Department of Chemistry, Hong Kong Baptist University , Kowloon Tong, Hong Kong, China.
J Med Chem. 2017 Mar 23;60(6):2597-2603. doi: 10.1021/acs.jmedchem.7b00133. Epub 2017 Mar 1.

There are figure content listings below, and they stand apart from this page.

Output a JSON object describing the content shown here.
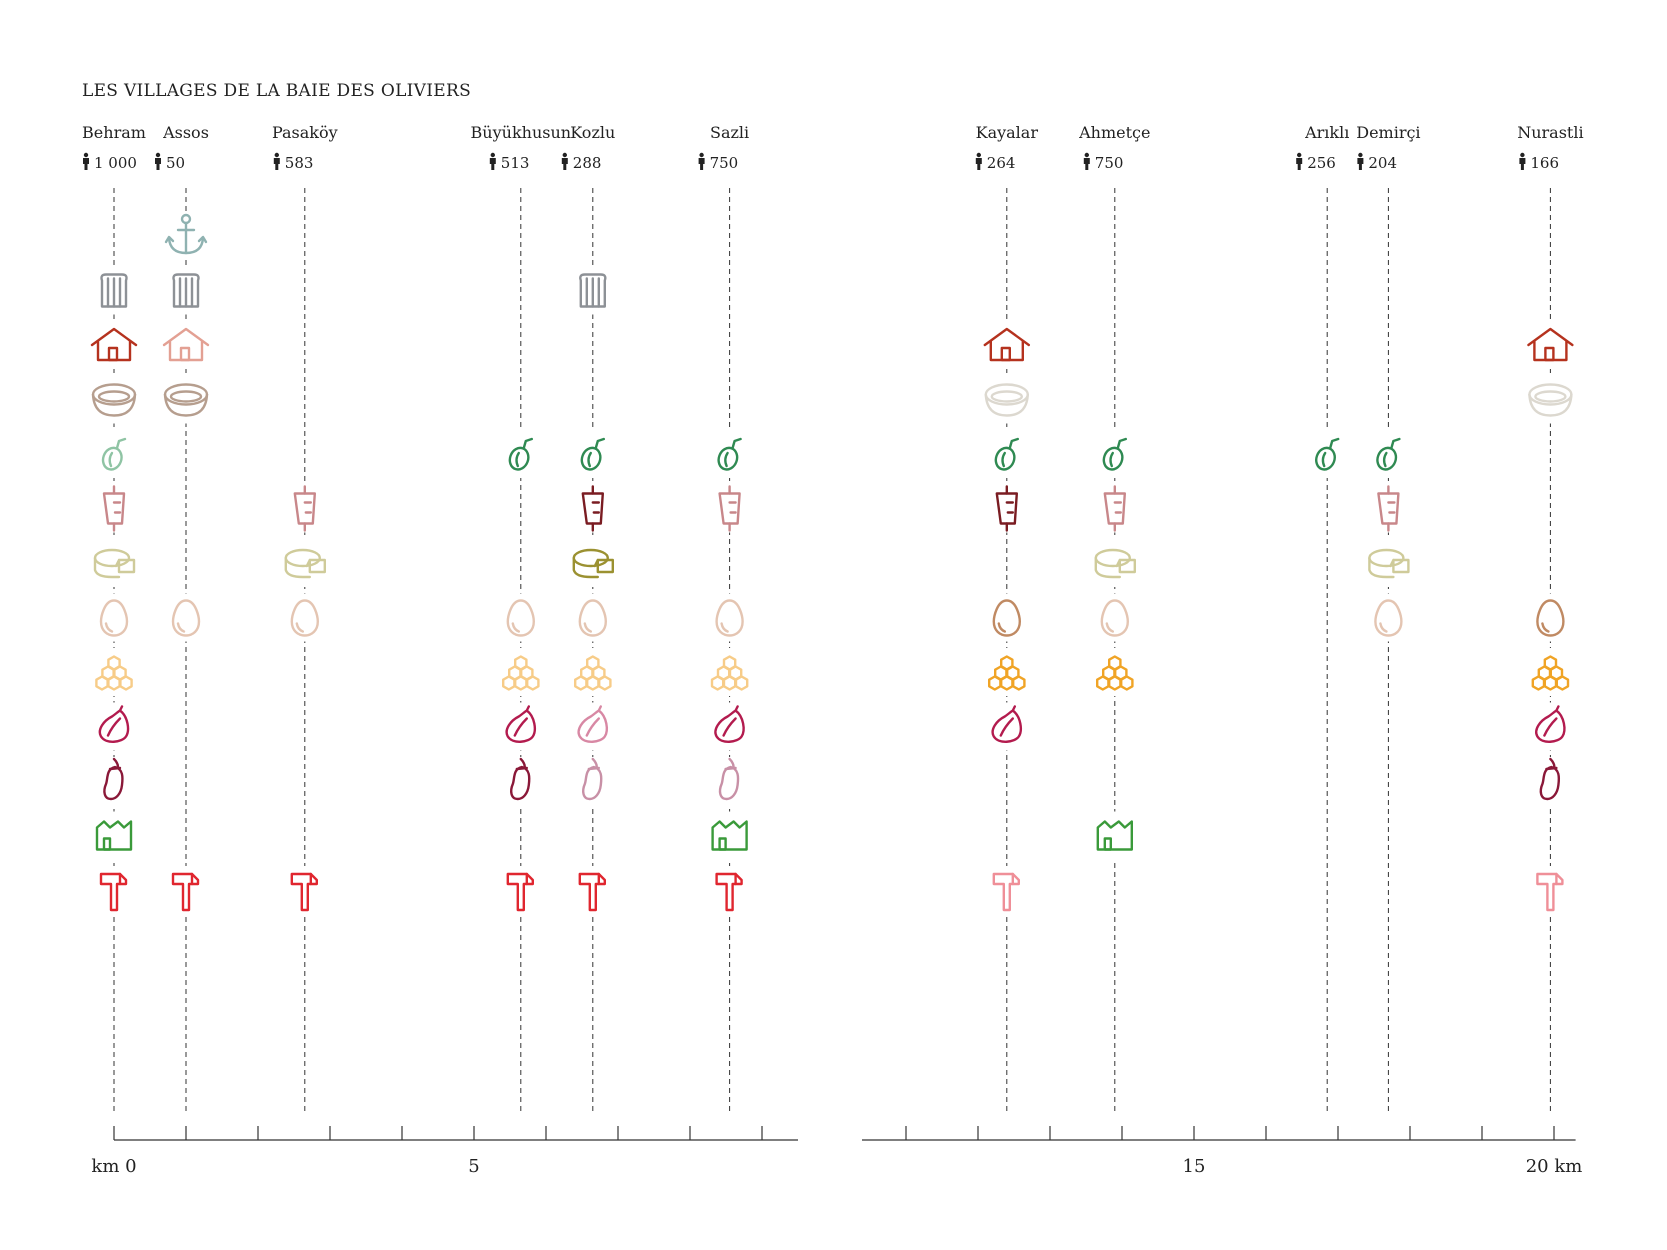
{
  "title": "LES VILLAGES DE LA BAIE DES OLIVIERS",
  "axis": {
    "segments": [
      [
        0,
        9.5
      ],
      [
        10.5,
        20.3
      ]
    ],
    "minor_tick_step_km": 1,
    "labels": [
      {
        "km": 0,
        "text": "km 0"
      },
      {
        "km": 5,
        "text": "5"
      },
      {
        "km": 15,
        "text": "15"
      },
      {
        "km": 20,
        "text": "20 km"
      }
    ]
  },
  "rows": [
    "anchor-icon",
    "bakery-icon",
    "house-icon",
    "bowl-icon",
    "olive-icon",
    "kebab-icon",
    "cheese-icon",
    "egg-icon",
    "honeycomb-icon",
    "fig-icon",
    "eggplant-icon",
    "factory-icon",
    "hammer-icon"
  ],
  "colors": {
    "anchor-icon": "#8fb2b1",
    "bakery-icon": "#8d9196",
    "house-dark": "#b5321e",
    "house-light": "#e3a093",
    "bowl-dark": "#b69e8e",
    "bowl-light": "#dcd8cf",
    "olive-dark": "#2f8a52",
    "olive-light": "#8fc4a4",
    "kebab-dark": "#7a1c22",
    "kebab-light": "#c8878a",
    "cheese-dark": "#9b9131",
    "cheese-light": "#cfcb9a",
    "egg-dark": "#c08a63",
    "egg-light": "#e4c5b2",
    "honeycomb-dark": "#f0a426",
    "honeycomb-light": "#f7cc88",
    "fig-dark": "#b31b4e",
    "fig-light": "#d888a4",
    "eggplant-dark": "#8a1838",
    "eggplant-light": "#c890a6",
    "factory-icon": "#3a9a3a",
    "hammer-dark": "#e0262f",
    "hammer-light": "#ef8f98"
  },
  "villages": [
    {
      "name": "Behram",
      "population": "1 000",
      "km": 0,
      "icons": [
        {
          "type": "bakery-icon"
        },
        {
          "type": "house-icon",
          "shade": "dark"
        },
        {
          "type": "bowl-icon",
          "shade": "dark"
        },
        {
          "type": "olive-icon",
          "shade": "light"
        },
        {
          "type": "kebab-icon",
          "shade": "light"
        },
        {
          "type": "cheese-icon",
          "shade": "light"
        },
        {
          "type": "egg-icon",
          "shade": "light"
        },
        {
          "type": "honeycomb-icon",
          "shade": "light"
        },
        {
          "type": "fig-icon",
          "shade": "dark"
        },
        {
          "type": "eggplant-icon",
          "shade": "dark"
        },
        {
          "type": "factory-icon"
        },
        {
          "type": "hammer-icon",
          "shade": "dark"
        }
      ]
    },
    {
      "name": "Assos",
      "population": "50",
      "km": 1,
      "icons": [
        {
          "type": "anchor-icon"
        },
        {
          "type": "bakery-icon"
        },
        {
          "type": "house-icon",
          "shade": "light"
        },
        {
          "type": "bowl-icon",
          "shade": "dark"
        },
        {
          "type": "egg-icon",
          "shade": "light"
        },
        {
          "type": "hammer-icon",
          "shade": "dark"
        }
      ]
    },
    {
      "name": "Pasaköy",
      "population": "583",
      "km": 2.65,
      "icons": [
        {
          "type": "kebab-icon",
          "shade": "light"
        },
        {
          "type": "cheese-icon",
          "shade": "light"
        },
        {
          "type": "egg-icon",
          "shade": "light"
        },
        {
          "type": "hammer-icon",
          "shade": "dark"
        }
      ]
    },
    {
      "name": "Büyükhusun",
      "population": "513",
      "km": 5.65,
      "icons": [
        {
          "type": "olive-icon",
          "shade": "dark"
        },
        {
          "type": "egg-icon",
          "shade": "light"
        },
        {
          "type": "honeycomb-icon",
          "shade": "light"
        },
        {
          "type": "fig-icon",
          "shade": "dark"
        },
        {
          "type": "eggplant-icon",
          "shade": "dark"
        },
        {
          "type": "hammer-icon",
          "shade": "dark"
        }
      ]
    },
    {
      "name": "Kozlu",
      "population": "288",
      "km": 6.65,
      "icons": [
        {
          "type": "bakery-icon"
        },
        {
          "type": "olive-icon",
          "shade": "dark"
        },
        {
          "type": "kebab-icon",
          "shade": "dark"
        },
        {
          "type": "cheese-icon",
          "shade": "dark"
        },
        {
          "type": "egg-icon",
          "shade": "light"
        },
        {
          "type": "honeycomb-icon",
          "shade": "light"
        },
        {
          "type": "fig-icon",
          "shade": "light"
        },
        {
          "type": "eggplant-icon",
          "shade": "light"
        },
        {
          "type": "hammer-icon",
          "shade": "dark"
        }
      ]
    },
    {
      "name": "Sazli",
      "population": "750",
      "km": 8.55,
      "icons": [
        {
          "type": "olive-icon",
          "shade": "dark"
        },
        {
          "type": "kebab-icon",
          "shade": "light"
        },
        {
          "type": "egg-icon",
          "shade": "light"
        },
        {
          "type": "honeycomb-icon",
          "shade": "light"
        },
        {
          "type": "fig-icon",
          "shade": "dark"
        },
        {
          "type": "eggplant-icon",
          "shade": "light"
        },
        {
          "type": "factory-icon"
        },
        {
          "type": "hammer-icon",
          "shade": "dark"
        }
      ]
    },
    {
      "name": "Kayalar",
      "population": "264",
      "km": 12.4,
      "icons": [
        {
          "type": "house-icon",
          "shade": "dark"
        },
        {
          "type": "bowl-icon",
          "shade": "light"
        },
        {
          "type": "olive-icon",
          "shade": "dark"
        },
        {
          "type": "kebab-icon",
          "shade": "dark"
        },
        {
          "type": "egg-icon",
          "shade": "dark"
        },
        {
          "type": "honeycomb-icon",
          "shade": "dark"
        },
        {
          "type": "fig-icon",
          "shade": "dark"
        },
        {
          "type": "hammer-icon",
          "shade": "light"
        }
      ]
    },
    {
      "name": "Ahmetçe",
      "population": "750",
      "km": 13.9,
      "icons": [
        {
          "type": "olive-icon",
          "shade": "dark"
        },
        {
          "type": "kebab-icon",
          "shade": "light"
        },
        {
          "type": "cheese-icon",
          "shade": "light"
        },
        {
          "type": "egg-icon",
          "shade": "light"
        },
        {
          "type": "honeycomb-icon",
          "shade": "dark"
        },
        {
          "type": "factory-icon"
        }
      ]
    },
    {
      "name": "Arıklı",
      "population": "256",
      "km": 16.85,
      "icons": [
        {
          "type": "olive-icon",
          "shade": "dark"
        }
      ]
    },
    {
      "name": "Demirçi",
      "population": "204",
      "km": 17.7,
      "icons": [
        {
          "type": "olive-icon",
          "shade": "dark"
        },
        {
          "type": "kebab-icon",
          "shade": "light"
        },
        {
          "type": "cheese-icon",
          "shade": "light"
        },
        {
          "type": "egg-icon",
          "shade": "light"
        }
      ]
    },
    {
      "name": "Nurastli",
      "population": "166",
      "km": 19.95,
      "icons": [
        {
          "type": "house-icon",
          "shade": "dark"
        },
        {
          "type": "bowl-icon",
          "shade": "light"
        },
        {
          "type": "egg-icon",
          "shade": "dark"
        },
        {
          "type": "honeycomb-icon",
          "shade": "dark"
        },
        {
          "type": "fig-icon",
          "shade": "dark"
        },
        {
          "type": "eggplant-icon",
          "shade": "dark"
        },
        {
          "type": "hammer-icon",
          "shade": "light"
        }
      ]
    }
  ]
}
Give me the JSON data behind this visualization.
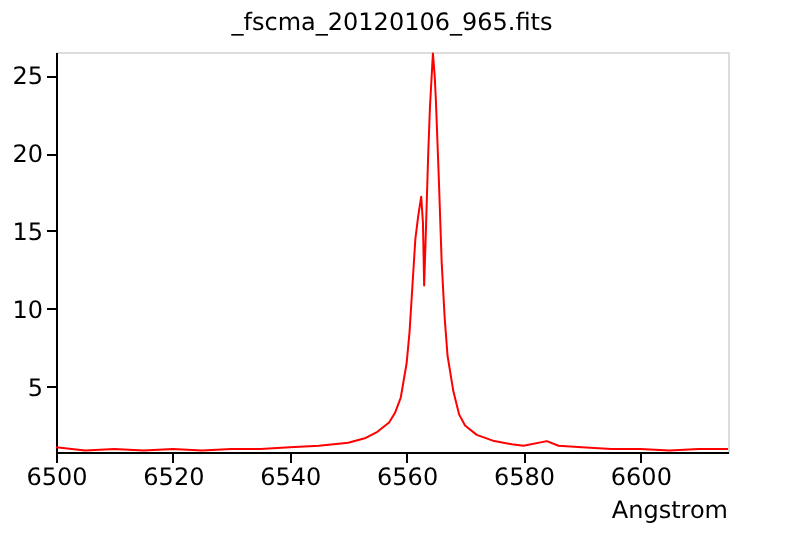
{
  "chart_data": {
    "type": "line",
    "title": "_fscma_20120106_965.fits",
    "xlabel": "Angstrom",
    "xlim": [
      6500,
      6615
    ],
    "xticks": [
      6500,
      6520,
      6540,
      6560,
      6580,
      6600
    ],
    "ylim": [
      0.8,
      26.5
    ],
    "yticks": [
      5,
      10,
      15,
      20,
      25
    ],
    "grid": false,
    "marker": "none",
    "line_style": "solid",
    "series": [
      {
        "color": "#ff0000",
        "x": [
          6500,
          6505,
          6510,
          6515,
          6520,
          6525,
          6530,
          6535,
          6540,
          6545,
          6550,
          6553,
          6555,
          6557,
          6558,
          6559,
          6560,
          6560.5,
          6561,
          6561.5,
          6562,
          6562.5,
          6562.8,
          6563,
          6563.3,
          6563.7,
          6564,
          6564.5,
          6564.8,
          6565,
          6565.5,
          6566,
          6566.5,
          6567,
          6568,
          6569,
          6570,
          6572,
          6575,
          6578,
          6580,
          6584,
          6586,
          6590,
          6595,
          6600,
          6605,
          6610,
          6615
        ],
        "values": [
          1.1,
          0.9,
          1.0,
          0.9,
          1.0,
          0.9,
          1.0,
          1.0,
          1.1,
          1.2,
          1.4,
          1.7,
          2.1,
          2.7,
          3.3,
          4.3,
          6.5,
          8.5,
          11.5,
          14.5,
          16.0,
          17.2,
          15.5,
          11.5,
          15.0,
          20.0,
          23.0,
          26.4,
          25.0,
          23.5,
          18.5,
          13.0,
          9.5,
          7.0,
          4.7,
          3.2,
          2.5,
          1.9,
          1.5,
          1.3,
          1.2,
          1.5,
          1.2,
          1.1,
          1.0,
          1.0,
          0.9,
          1.0,
          1.0
        ]
      }
    ]
  }
}
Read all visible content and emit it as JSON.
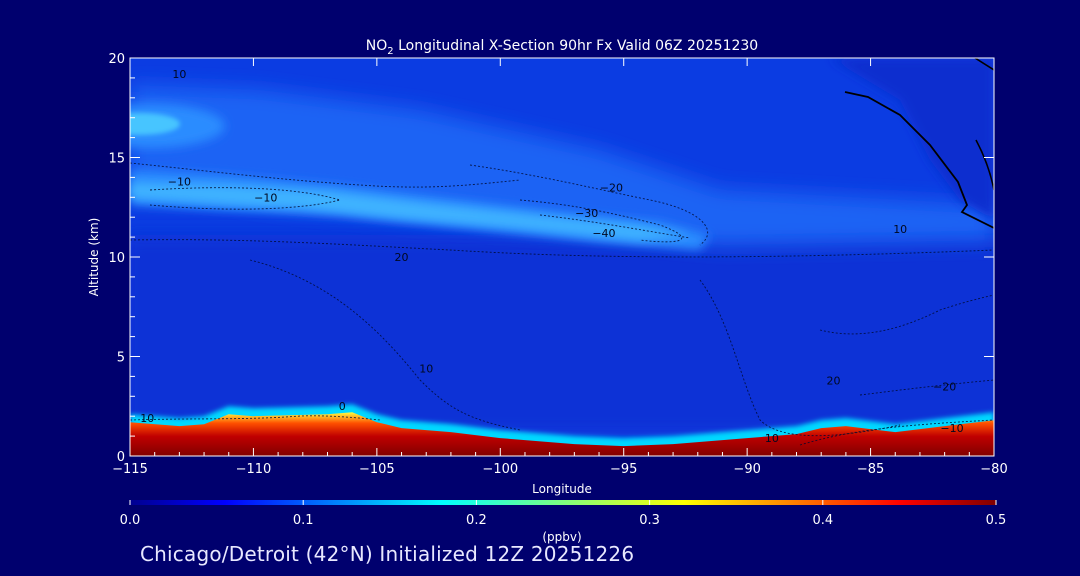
{
  "chart_data": {
    "type": "heatmap",
    "title": "NO2 Longitudinal X-Section 90hr  Fx Valid 06Z 20251230",
    "title_parts": {
      "pre": "NO",
      "sub": "2",
      "post": " Longitudinal X-Section 90hr  Fx Valid 06Z 20251230"
    },
    "xlabel": "Longitude",
    "ylabel": "Altitude (km)",
    "xlim": [
      -115,
      -80
    ],
    "ylim": [
      0,
      20
    ],
    "x_ticks": [
      -115,
      -110,
      -105,
      -100,
      -95,
      -90,
      -85,
      -80
    ],
    "x_tick_labels": [
      "−115",
      "−110",
      "−105",
      "−100",
      "−95",
      "−90",
      "−85",
      "−80"
    ],
    "y_ticks": [
      0,
      5,
      10,
      15,
      20
    ],
    "y_tick_labels": [
      "0",
      "5",
      "10",
      "15",
      "20"
    ],
    "colorbar": {
      "label": "(ppbv)",
      "range": [
        0.0,
        0.5
      ],
      "ticks": [
        0.0,
        0.1,
        0.2,
        0.3,
        0.4,
        0.5
      ],
      "tick_labels": [
        "0.0",
        "0.1",
        "0.2",
        "0.3",
        "0.4",
        "0.5"
      ],
      "colormap": "jet"
    },
    "terrain_km": [
      {
        "lon": -115,
        "alt": 1.7
      },
      {
        "lon": -113,
        "alt": 1.5
      },
      {
        "lon": -112,
        "alt": 1.6
      },
      {
        "lon": -111,
        "alt": 2.1
      },
      {
        "lon": -110,
        "alt": 2.0
      },
      {
        "lon": -107,
        "alt": 2.1
      },
      {
        "lon": -106,
        "alt": 2.2
      },
      {
        "lon": -105,
        "alt": 1.7
      },
      {
        "lon": -104,
        "alt": 1.4
      },
      {
        "lon": -102,
        "alt": 1.2
      },
      {
        "lon": -100,
        "alt": 0.9
      },
      {
        "lon": -97,
        "alt": 0.6
      },
      {
        "lon": -95,
        "alt": 0.5
      },
      {
        "lon": -93,
        "alt": 0.6
      },
      {
        "lon": -90,
        "alt": 0.9
      },
      {
        "lon": -88,
        "alt": 1.1
      },
      {
        "lon": -87,
        "alt": 1.4
      },
      {
        "lon": -86,
        "alt": 1.5
      },
      {
        "lon": -84,
        "alt": 1.2
      },
      {
        "lon": -82,
        "alt": 1.5
      },
      {
        "lon": -80,
        "alt": 1.8
      }
    ],
    "no2_layers_ppbv": [
      {
        "name": "surface",
        "value": 0.5
      },
      {
        "name": "upper-plume",
        "lon_range": [
          -115,
          -92
        ],
        "alt_km": [
          12,
          14
        ],
        "value": 0.12
      },
      {
        "name": "upper-core",
        "lon_range": [
          -115,
          -113
        ],
        "alt_km": [
          16,
          18
        ],
        "value": 0.14
      },
      {
        "name": "background",
        "value": 0.04
      }
    ],
    "contour_labels": [
      {
        "text": "10",
        "lon": -113,
        "alt": 19.0
      },
      {
        "text": "−10",
        "lon": -113.0,
        "alt": 13.6
      },
      {
        "text": "−10",
        "lon": -109.5,
        "alt": 12.8
      },
      {
        "text": "−20",
        "lon": -95.5,
        "alt": 13.3
      },
      {
        "text": "−30",
        "lon": -96.5,
        "alt": 12.0
      },
      {
        "text": "−40",
        "lon": -95.8,
        "alt": 11.0
      },
      {
        "text": "20",
        "lon": -104.0,
        "alt": 9.8
      },
      {
        "text": "10",
        "lon": -83.8,
        "alt": 11.2
      },
      {
        "text": "10",
        "lon": -103.0,
        "alt": 4.2
      },
      {
        "text": "20",
        "lon": -86.5,
        "alt": 3.6
      },
      {
        "text": "−20",
        "lon": -82.0,
        "alt": 3.3
      },
      {
        "text": "10",
        "lon": -114.3,
        "alt": 1.7
      },
      {
        "text": "0",
        "lon": -106.4,
        "alt": 2.3
      },
      {
        "text": "10",
        "lon": -89.0,
        "alt": 0.7
      },
      {
        "text": "−10",
        "lon": -81.7,
        "alt": 1.2
      }
    ]
  },
  "footer": "Chicago/Detroit (42°N) Initialized 12Z 20251226",
  "colors": {
    "background": "#00006e",
    "text": "#ffffff",
    "surface_max": "#800000"
  }
}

We report herein a novel rhodium(III) complex 1 as a new LSD1 targeting agent and epigenetic modulator. Complex 1 disrupted the interaction of LSD1-H3K4me2 in human prostate carcinoma cells and enhanced the amplification of p21, FOXA2, and BMP2 gene promoters. Complex 1 was selective for LSD1 over other histone demethylases, such as KDM2b, KDM7, and MAO activities, and also showed antiproliferative activity toward human cancer cells. To date, complex 1 is the first metal-based inhibitor of LSD1 activity.
我们在此报告一种新型铑(III)配合物1,它是一种新的靶向赖氨酸特异性去甲基化酶1(LSD1)的试剂和表观遗传调节剂。配合物1破坏了人前列腺癌细胞中LSD1与组蛋白H3第4位赖氨酸二甲基化(H3K4me2)的相互作用,并增强了p21、叉头框蛋白A2(FOXA2)和骨形态发生蛋白2(BMP2)基因启动子的扩增。配合物1对LSD1具有选择性,优于其他组蛋白去甲基化酶,如赖氨酸特异性去甲基化酶2B(KDM2b)、赖氨酸特异性去甲基化酶7(KDM7)和单胺氧化酶(MAO)的活性,并且对人癌细胞也显示出抗增殖活性。迄今为止,配合物1是第一种基于金属的LSD1活性抑制剂。